Two successful restaurateurs have whipped up a major business change that will have them remaking their business from scratch and serving up two new local concepts that are sure to catch Austin foodies’ attention.
Executive chefs Phillip Frankland Lee and Margarita Kallas-Lee — whose Scratch Restaurants Group has cultivated such hospitality concepts as Austin’s Sushi|Bar (a spinoff of the married couple’s Michelin-starred Sushi|Bar eatery in Los Angeles) — will soon bring their Pasta|Bar eatery to town, along with a new sushi counter concept called Shokunin that’s planned for the Hill Country.
The Lees’ Pasta|Bar, also a Michelin-starred concept with an LA location, is set to open in downtown Austin in March, while Shokunin will roll out in a yet-to-be-announced Hill Country spot late next summer.
The award-winning and critically acclaimed chefs, who are also the minds behind California eateries Scratch|Bar & Kitchen and Sushi|Bar Montecito, are no strangers to crafting world-class cuisine and meticulously bespoke dining experiences for specific locales, nor to dazzling the food world with their innovative culinary ideas.
Lee competed on Bravo’s Top Chef season 13 and holds the Food Network record for the most consecutive wins on Chopped, Guy’s Grocery Games, and Cutthroat Kitchen. Pastry whiz Kallas-Lee, a 30 Under 30 chef and impressive culinary force herself, designs and runs the dessert programs at all of the Scratch restaurants.
The couple’s move to open an Austin Pasta|Bar location and launch the elevated sushi concept Shokunin comes at a time when the chefs are embracing a reinvigorated passion about their business — which they say literally began as a “true garage startup” — in part because they have secured financial and operational independence via a corporate buyout that has enabled them to retake 100 percent of the company shares.
The business change means the Lees can autonomously make decisions to move into new markets, expand their existing restaurant concepts, and embrace the experimental aspects that often drive their culinary creativity.

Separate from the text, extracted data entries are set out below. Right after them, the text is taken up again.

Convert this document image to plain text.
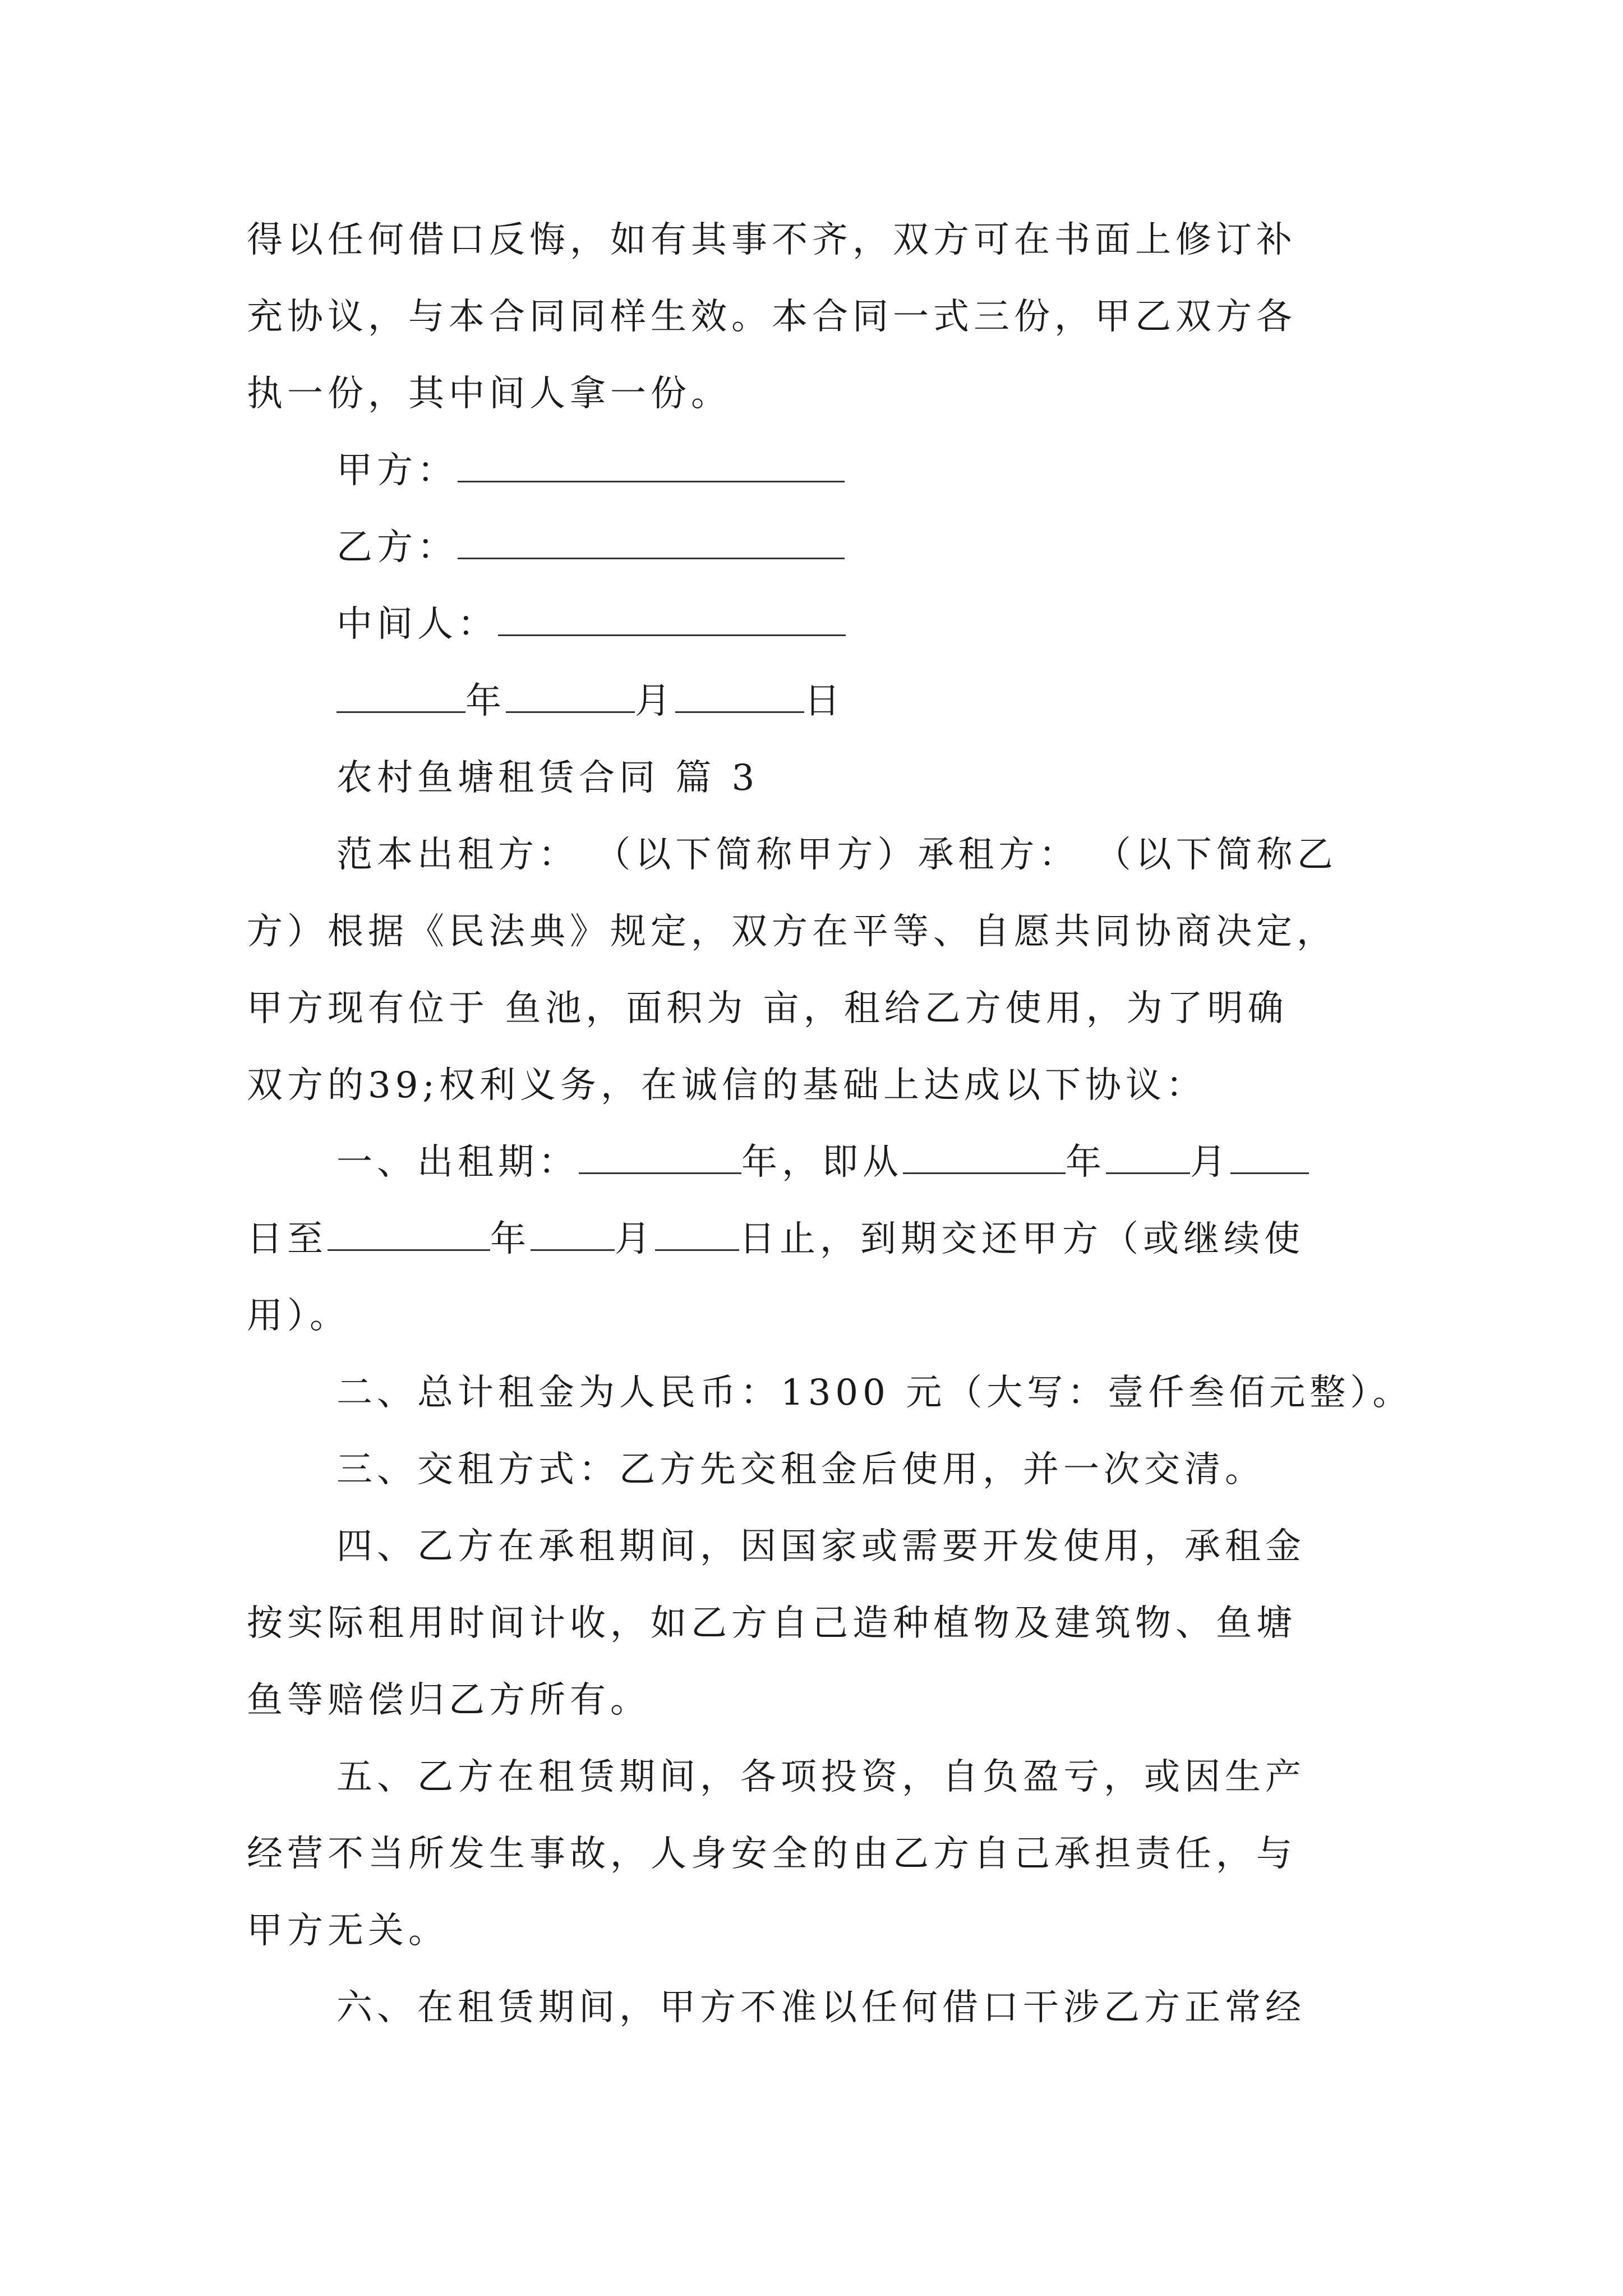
得以任何借口反悔，如有其事不齐，双方可在书面上修订补
充协议，与本合同同样生效。本合同一式三份，甲乙双方各
执一份，其中间人拿一份。
甲方：
乙方：
中间人：
年	月	日
农村鱼塘租赁合同 篇 3
范本出租方： （以下简称甲方）承租方： （以下简称乙
方）根据《民法典》规定，双方在平等、自愿共同协商决定，
甲方现有位于 鱼池，面积为 亩，租给乙方使用，为了明确
双方的39;权利义务，在诚信的基础上达成以下协议：
一、出租期：	年，即从	年 月
日至	年 月 日止，到期交还甲方（或继续使
用）。
二、总计租金为人民币：1300 元（大写：壹仟叁佰元整）。
三、交租方式：乙方先交租金后使用，并一次交清。
四、乙方在承租期间，因国家或需要开发使用，承租金
按实际租用时间计收，如乙方自己造种植物及建筑物、鱼塘
鱼等赔偿归乙方所有。
五、乙方在租赁期间，各项投资，自负盈亏，或因生产
经营不当所发生事故，人身安全的由乙方自己承担责任，与
甲方无关。
六、在租赁期间，甲方不准以任何借口干涉乙方正常经
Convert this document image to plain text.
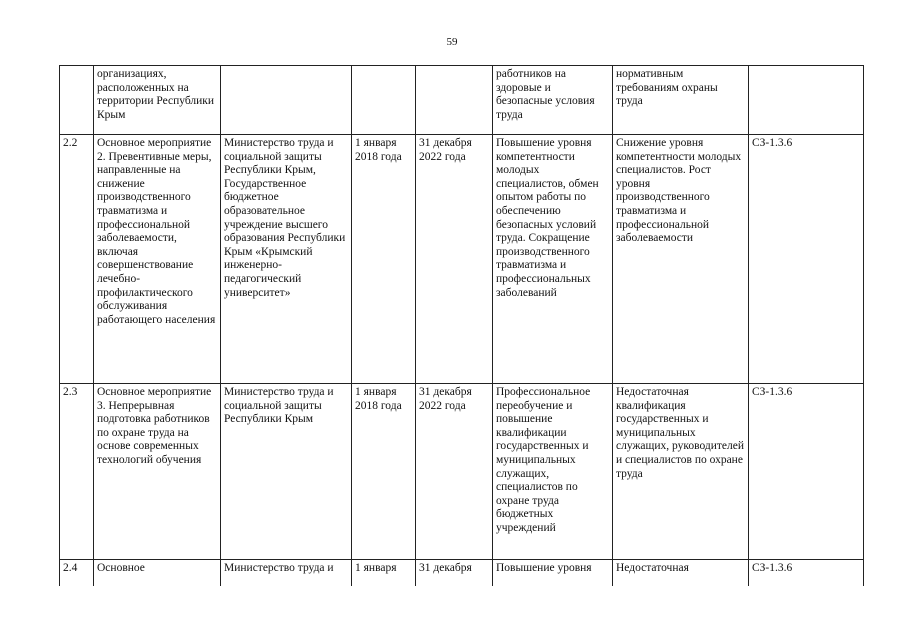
59
	организациях, расположенных на территории Республики Крым				работников на здоровые и безопасные условия труда	нормативным требованиям охраны труда	
2.2	Основное мероприятие 2. Превентивные меры, направленные на снижение производственного травматизма и профессиональной заболеваемости, включая совершенствование лечебно-профилактического обслуживания работающего населения	Министерство труда и социальной защиты Республики Крым, Государственное бюджетное образовательное учреждение высшего образования Республики Крым «Крымский инженерно-педагогический университет»	1 января 2018 года	31 декабря 2022 года	Повышение уровня компетентности молодых специалистов, обмен опытом работы по обеспечению безопасных условий труда. Сокращение производственного травматизма и профессиональных заболеваний	Снижение уровня компетентности молодых специалистов. Рост уровня производственного травматизма и профессиональной заболеваемости	СЗ-1.3.6
2.3	Основное мероприятие 3. Непрерывная подготовка работников по охране труда на основе современных технологий обучения	Министерство труда и социальной защиты Республики Крым	1 января 2018 года	31 декабря 2022 года	Профессиональное переобучение и повышение квалификации государственных и муниципальных служащих, специалистов по охране труда бюджетных учреждений	Недостаточная квалификация государственных и муниципальных служащих, руководителей и специалистов по охране труда	СЗ-1.3.6
2.4	Основное	Министерство труда и	1 января	31 декабря	Повышение уровня	Недостаточная	СЗ-1.3.6
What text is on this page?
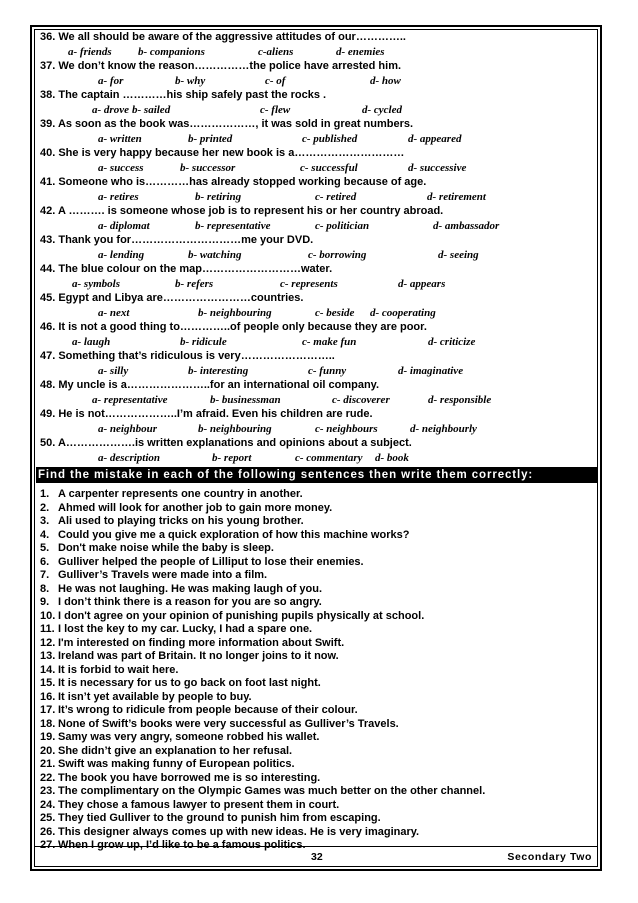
36. We all should be aware of the aggressive attitudes of our…………..
a- friends b- companions	c-aliens	d- enemies
37. We don’t know the reason……………the police have arrested him.
a- for	b- why	c- of	d- how
38. The captain …………his ship safely past the rocks .
a- drove b- sailed	c- flew	d- cycled
39. As soon as the book was………………, it was sold in great numbers.
a- written	b- printed	c- published	d- appeared
40. She is very happy because her new book is a…………………………
a- success	b- successor	c- successful	d- successive
41. Someone who is…………has already stopped working because of age.
a- retires	b- retiring	c- retired	d- retirement
42. A ………. is someone whose job is to represent his or her country abroad.
a- diplomat	b- representative	c- politician	d- ambassador
43. Thank you for…………………………me your DVD.
a- lending	b- watching	c- borrowing	d- seeing
44. The blue colour on the map………………………water.
a- symbols	b- refers	c- represents	d- appears
45. Egypt and Libya are……………………countries.
a- next	b- neighbouring	c- beside d- cooperating
46. It is not a good thing to…………..of people only because they are poor.
a- laugh	b- ridicule	c- make fun	d- criticize
47. Something that’s ridiculous is very……………………..
a- silly	b- interesting	c- funny	d- imaginative
48. My uncle is a…………………..for an international oil company.
a- representative	b- businessman	c- discoverer	d- responsible
49. He is not………………..I’m afraid. Even his children are rude.
a- neighbour	b- neighbouring	c- neighbours	d- neighbourly
50. A……………….is written explanations and opinions about a subject.
a- description	b- report	c- commentary d- book
Find the mistake in each of the following sentences then write them correctly:
1. A carpenter represents one country in another.
2. Ahmed will look for another job to gain more money.
3. Ali used to playing tricks on his young brother.
4. Could you give me a quick exploration of how this machine works?
5. Don't make noise while the baby is sleep.
6. Gulliver helped the people of Lilliput to lose their enemies.
7. Gulliver’s Travels were made into a film.
8. He was not laughing. He was making laugh of you.
9. I don’t think there is a reason for you are so angry.
10. I don't agree on your opinion of punishing pupils physically at school.
11. I lost the key to my car. Lucky, I had a spare one.
12. I'm interested on finding more information about Swift.
13. Ireland was part of Britain. It no longer joins to it now.
14. It is forbid to wait here.
15. It is necessary for us to go back on foot last night.
16. It isn’t yet available by people to buy.
17. It’s wrong to ridicule from people because of their colour.
18. None of Swift’s books were very successful as Gulliver’s Travels.
19. Samy was very angry, someone robbed his wallet.
20. She didn’t give an explanation to her refusal.
21. Swift was making funny of European politics.
22. The book you have borrowed me is so interesting.
23. The complimentary on the Olympic Games was much better on the other channel.
24. They chose a famous lawyer to present them in court.
25. They tied Gulliver to the ground to punish him from escaping.
26. This designer always comes up with new ideas. He is very imaginary.
27. When I grow up, I’d like to be a famous politics.
32	Secondary Two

“We have been lucky to have fantastic partners over the years that have helped Scratch Restaurants Group become more than what Margarita and I had ever dreamed it would have become when we founded the company nearly 10 years ago,” Lee says. “We’re at the point now where we are ready to be on our own, and we are poised to execute our visions exactly the way that we imagine them without the need for satisfying shareholders. We are excited to have an opportunity to maneuver our industry in ways that only those working day in and day out recognize. For us, this is one of the most meaningful points in our career.”
Though the couple’s business savvy is most commonly faultless, they are restaurant owners, and that means some element of failure is nearly inevitable, particularly in these pandemic times. Indeed, several of their California eateries, The Monarch, Silver Bough, The Gadarene Swine, and Frankland’s Crab & Co., all shuttered in recent years.
And as part of the buyout that has given them full control of their business, the duo sold their shares in the local Sushi|Bar, perhaps a bittersweet move, but one the Lees say will enable them to double down on their investment in Austin, where they now reside.
“For the past 10 years, some of our most exciting plans have been understandably retooled to be less experimental or risky. Being able to be in the driver’s seat of our company now means all that can change,” Kallas-Lee says. “We are filled with gratitude for the path we’ve been on but are even more thrilled to look to the future for where we, our teams, and our restaurants can really begin to grow. If you’ve enjoyed our concepts so far, just wait till you see what’s next.”
The Lees’ bold Pasta|Bar concept is likely to be one that captures the attention of discriminating Austin diners, with a thoughtful, progressive tasting menu that is inspired by the Italian coast. The restaurant will serve just 10 guests per seating inside the kitchen at the chef’s counter. Diners can expect gorgeously plated specialties that don’t shy away from modern cooking techniques while also touting traditional and alluring flavors.
Their Shokunin restaurant in the Hill Country will likewise embrace a spirit of eccentricity and aim to provide diners with an unparalleled sushi experience. The restaurant’s name, which is “a word reserved for only the finest of artisans who specialize in producing singular, one-of-a-kind crafts from within their chosen trade,” kind of says it all.
With the restaurant, the Lees will focus on finessing quality ingredients while also offering a unique take on the traditional omakase, essentially a Japanese version of a chef’s tasting menu.
“Since starting out, we’ve never had a chance to completely feel like what we were doing was for us,” Lee reveals. “Having the freedom to now take the reins on our future means we get to do what feels right to us from here on out, and for that alone, we could not be more grateful.”